LLM-assisted development compressed the formulation, validation, and iteration cycle from a quarter to weeks. The mathematical formulation, constraint definition, scenario design, sensitivity analysis, and result interpretation were mine; the syntax was generated under direction. The model converged in under two minutes per scenario at a 1% MIP gap — that speed was what enabled the layered design. Without it I would have run two scenarios, not five.

Signature visual — side-by-side A/B deficit heatmaps. Pending production.

Same workforce. Different hours.


The Result

In Scenario B, the weekly staffing deficit drops by 53% — from 886 person-hours to 414 — using the same headcount. The mechanism is straightforward: the optimized structure has two start times (4 AM and 4 PM), seven shift groups, and off-day pairs staggered across the week to align labor supply with the rebuilt demand curve. Under the new structure, weekly hours per associate drop from 72 to 60, with an additional day off.

Scenario C tests the next lever: layering 10 additional hires on top of the restructured shifts. The deficit drops a further 25 percentage points, from 414 to 156 person-hours — a 78% total reduction against the baseline. Returns diminish steeply after that: the next 10 hires save 114 person-hours, the 10 after that save 42.

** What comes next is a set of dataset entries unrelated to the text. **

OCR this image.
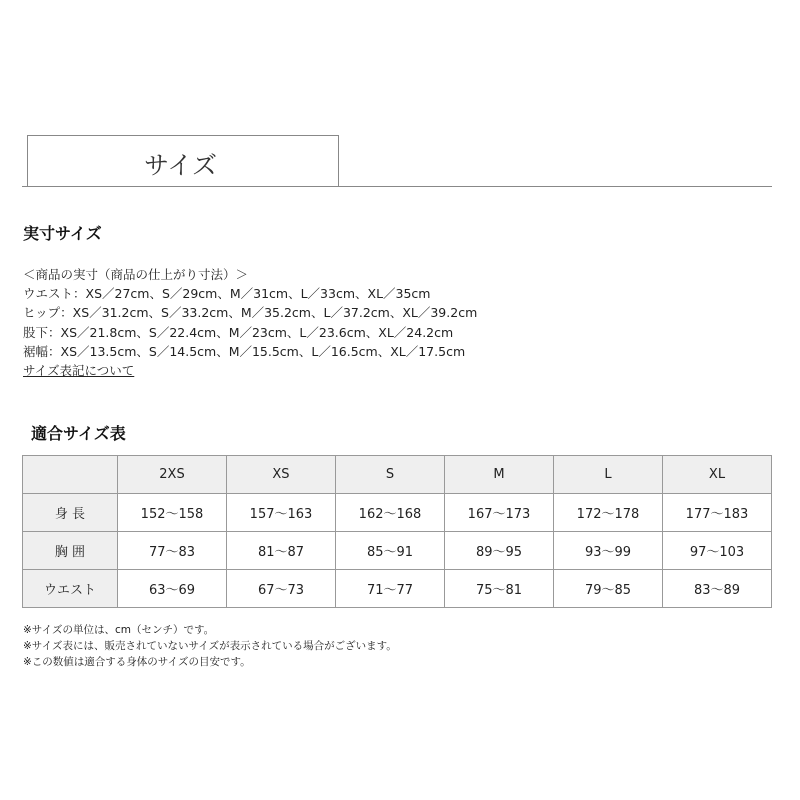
サイズ
実寸サイズ
＜商品の実寸（商品の仕上がり寸法）＞
ウエスト：XS／27cm、S／29cm、M／31cm、L／33cm、XL／35cm
ヒップ：XS／31.2cm、S／33.2cm、M／35.2cm、L／37.2cm、XL／39.2cm
股下：XS／21.8cm、S／22.4cm、M／23cm、L／23.6cm、XL／24.2cm
裾幅：XS／13.5cm、S／14.5cm、M／15.5cm、L／16.5cm、XL／17.5cm
サイズ表記について
適合サイズ表
	2XS	XS	S	M	L	XL
身 長	152〜158	157〜163	162〜168	167〜173	172〜178	177〜183
胸 囲	77〜83	81〜87	85〜91	89〜95	93〜99	97〜103
ウエスト	63〜69	67〜73	71〜77	75〜81	79〜85	83〜89
※サイズの単位は、cm（センチ）です。
※サイズ表には、販売されていないサイズが表示されている場合がございます。
※この数値は適合する身体のサイズの目安です。
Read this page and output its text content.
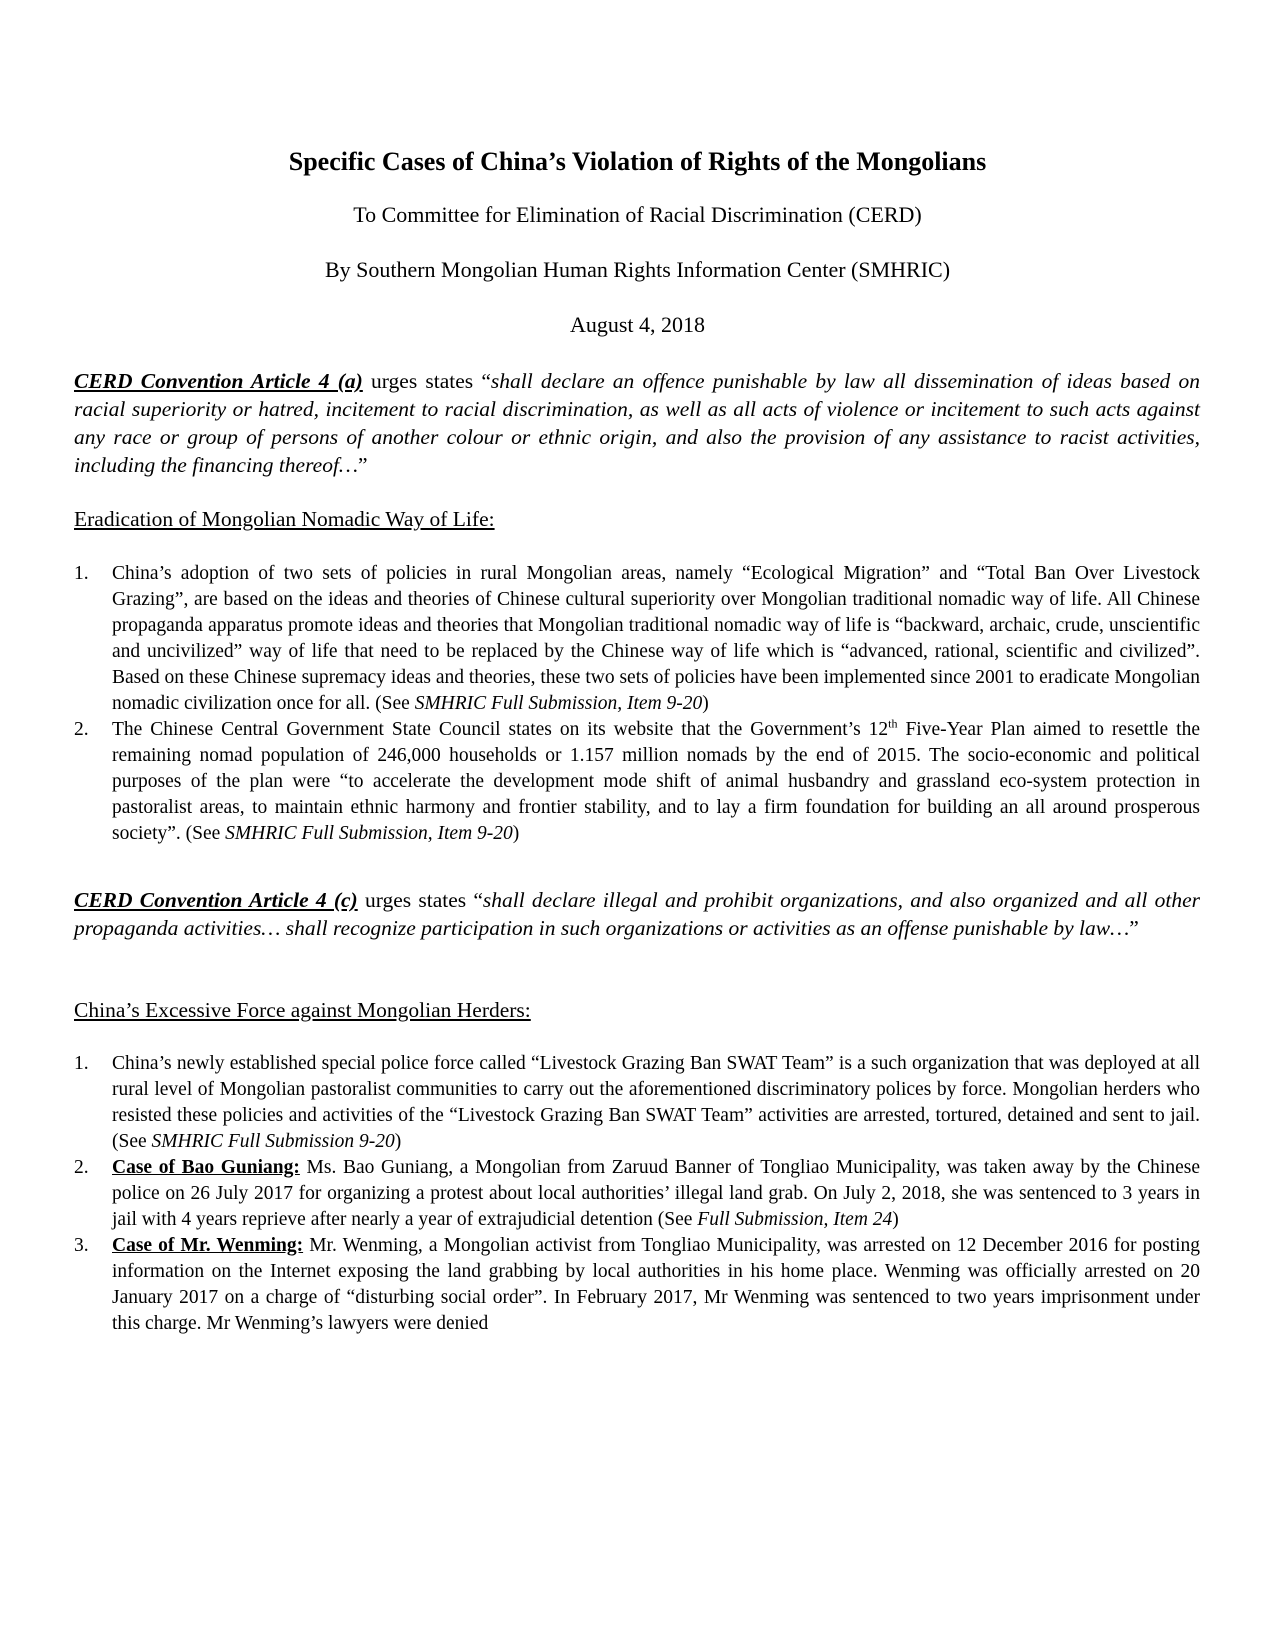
Specific Cases of China’s Violation of Rights of the Mongolians
To Committee for Elimination of Racial Discrimination (CERD)
By Southern Mongolian Human Rights Information Center (SMHRIC)
August 4, 2018
CERD Convention Article 4 (a) urges states “shall declare an offence punishable by law all dissemination of ideas based on racial superiority or hatred, incitement to racial discrimination, as well as all acts of violence or incitement to such acts against any race or group of persons of another colour or ethnic origin, and also the provision of any assistance to racist activities, including the financing thereof…”
Eradication of Mongolian Nomadic Way of Life:
1. China’s adoption of two sets of policies in rural Mongolian areas, namely “Ecological Migration” and “Total Ban Over Livestock Grazing”, are based on the ideas and theories of Chinese cultural superiority over Mongolian traditional nomadic way of life. All Chinese propaganda apparatus promote ideas and theories that Mongolian traditional nomadic way of life is “backward, archaic, crude, unscientific and uncivilized” way of life that need to be replaced by the Chinese way of life which is “advanced, rational, scientific and civilized”. Based on these Chinese supremacy ideas and theories, these two sets of policies have been implemented since 2001 to eradicate Mongolian nomadic civilization once for all. (See SMHRIC Full Submission, Item 9-20)
2. The Chinese Central Government State Council states on its website that the Government’s 12th Five-Year Plan aimed to resettle the remaining nomad population of 246,000 households or 1.157 million nomads by the end of 2015. The socio-economic and political purposes of the plan were “to accelerate the development mode shift of animal husbandry and grassland eco-system protection in pastoralist areas, to maintain ethnic harmony and frontier stability, and to lay a firm foundation for building an all around prosperous society”. (See SMHRIC Full Submission, Item 9-20)
CERD Convention Article 4 (c) urges states “shall declare illegal and prohibit organizations, and also organized and all other propaganda activities… shall recognize participation in such organizations or activities as an offense punishable by law…”
China’s Excessive Force against Mongolian Herders:
1. China’s newly established special police force called “Livestock Grazing Ban SWAT Team” is a such organization that was deployed at all rural level of Mongolian pastoralist communities to carry out the aforementioned discriminatory polices by force. Mongolian herders who resisted these policies and activities of the “Livestock Grazing Ban SWAT Team” activities are arrested, tortured, detained and sent to jail. (See SMHRIC Full Submission 9-20)
2. Case of Bao Guniang: Ms. Bao Guniang, a Mongolian from Zaruud Banner of Tongliao Municipality, was taken away by the Chinese police on 26 July 2017 for organizing a protest about local authorities’ illegal land grab. On July 2, 2018, she was sentenced to 3 years in jail with 4 years reprieve after nearly a year of extrajudicial detention (See Full Submission, Item 24)
3. Case of Mr. Wenming: Mr. Wenming, a Mongolian activist from Tongliao Municipality, was arrested on 12 December 2016 for posting information on the Internet exposing the land grabbing by local authorities in his home place. Wenming was officially arrested on 20 January 2017 on a charge of “disturbing social order”. In February 2017, Mr Wenming was sentenced to two years imprisonment under this charge. Mr Wenming’s lawyers were denied
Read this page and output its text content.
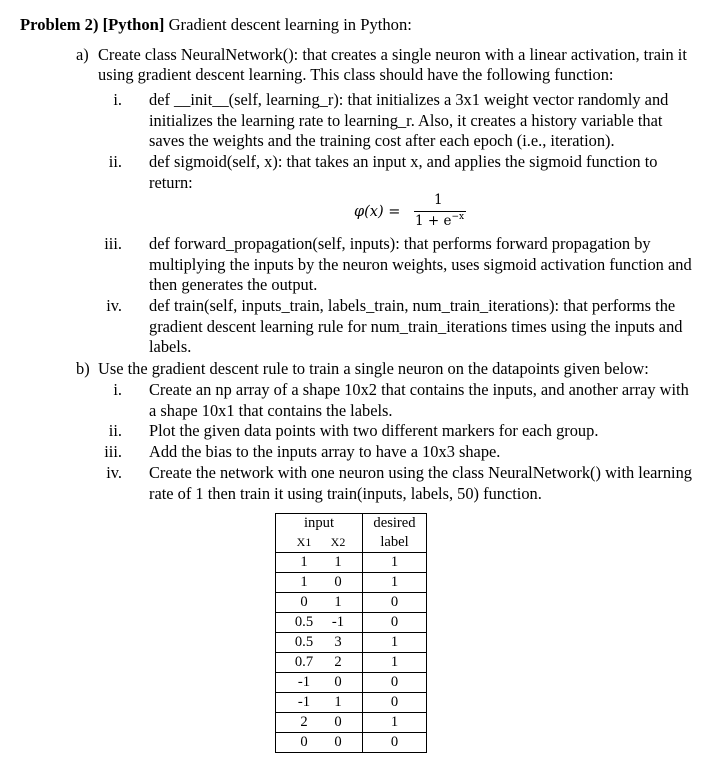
Problem 2) [Python] Gradient descent learning in Python:
a) Create class NeuralNetwork(): that creates a single neuron with a linear activation, train it using gradient descent learning. This class should have the following function:
i. def __init__(self, learning_r): that initializes a 3x1 weight vector randomly and initializes the learning rate to learning_r. Also, it creates a history variable that saves the weights and the training cost after each epoch (i.e., iteration).
ii. def sigmoid(self, x): that takes an input x, and applies the sigmoid function to return:
φ(x) =
1
$1 + e^{-x}$
iii. def forward_propagation(self, inputs): that performs forward propagation by multiplying the inputs by the neuron weights, uses sigmoid activation function and then generates the output.
iv. def train(self, inputs_train, labels_train, num_train_iterations): that performs the gradient descent learning rule for num_train_iterations times using the inputs and labels.
b) Use the gradient descent rule to train a single neuron on the datapoints given below:
i. Create an np array of a shape 10x2 that contains the inputs, and another array with a shape 10x1 that contains the labels.
ii. Plot the given data points with two different markers for each group.
iii. Add the bias to the inputs array to have a 10x3 shape.
iv. Create the network with one neuron using the class NeuralNetwork() with learning rate of 1 then train it using train(inputs, labels, 50) function.
input	desired

X1 X2	label

1 1	1

1 0	1

0 1	0

0.5 -1	0

0.5 3	1

0.7 2	1

-1 0	0

-1 1	0

2 0	1

0 0	0
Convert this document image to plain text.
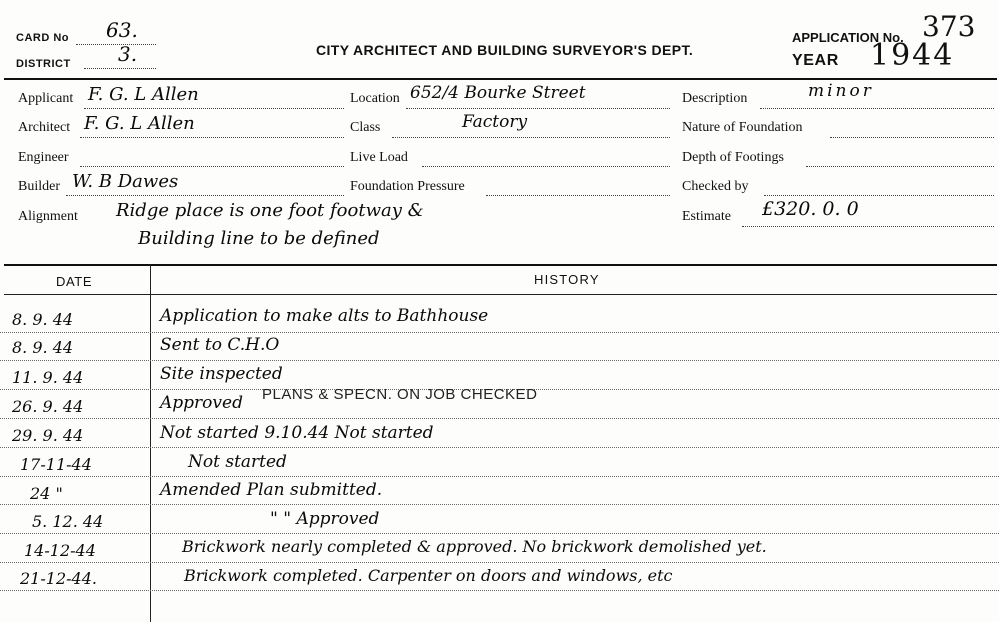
CARD No 63.
DISTRICT 3.	CITY ARCHITECT AND BUILDING SURVEYOR'S DEPT.
APPLICATION No. 373
YEAR 1944
Applicant F. G. L Allen
Architect F. G. L Allen
Engineer
Builder W. B Dawes
Alignment Ridge place is one foot footway &
Building line to be defined
Location 652/4 Bourke Street
Class	Factory
Live Load
Foundation Pressure
Description	minor
Nature of Foundation
Depth of Footings
Checked by
Estimate £320. 0. 0
DATE	HISTORY
8. 9. 44	Application to make alts to Bathhouse
8. 9. 44	Sent to C.H.O
11. 9. 44	Site inspected
26. 9. 44	Approved PLANS & SPECN. ON JOB CHECKED
29. 9. 44	Not started 9.10.44 Not started
17-11-44	Not started
24 "	Amended Plan submitted.
5. 12. 44	" " Approved
14-12-44	Brickwork nearly completed & approved. No brickwork demolished yet.
21-12-44.	Brickwork completed. Carpenter on doors and windows, etc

The model also predicted that hiring without restructuring would not materially move overtime, because the binding constraint was timing, not headcount. In the months following the analysis, the site hired 10+ associates without implementing the restructure. Site overtime remains at 28.4% — against a 10% organizational goal, and within the band of weekly variation observed before the analysis. The analysis sits with leadership; implementation of the restructure remains a decision.


The Reflection

The conventional answer almost always comes from the most-measured variable. The leverage almost always lives in the least-measured one.

At Belvidere, headcount was the most-measured variable — tracked daily, posted on the wall, escalated weekly. Shift architecture was the least-measured. Nobody on site had a number for how badly the structure misaligned with demand, because nobody had ever framed shift design as something measurable. Once the misalignment became a number, the conversation shifted from “we need people” to “we need different hours.”

Every diagnostic I’ve run since Belvidere starts the same way: which variable is everyone already counting, and which one is in the answer but nobody has put a number on yet? In cold storage, in cross-dock operations, in most warehouse work, the binding constraint hides in whichever metric isn’t on the dashboard.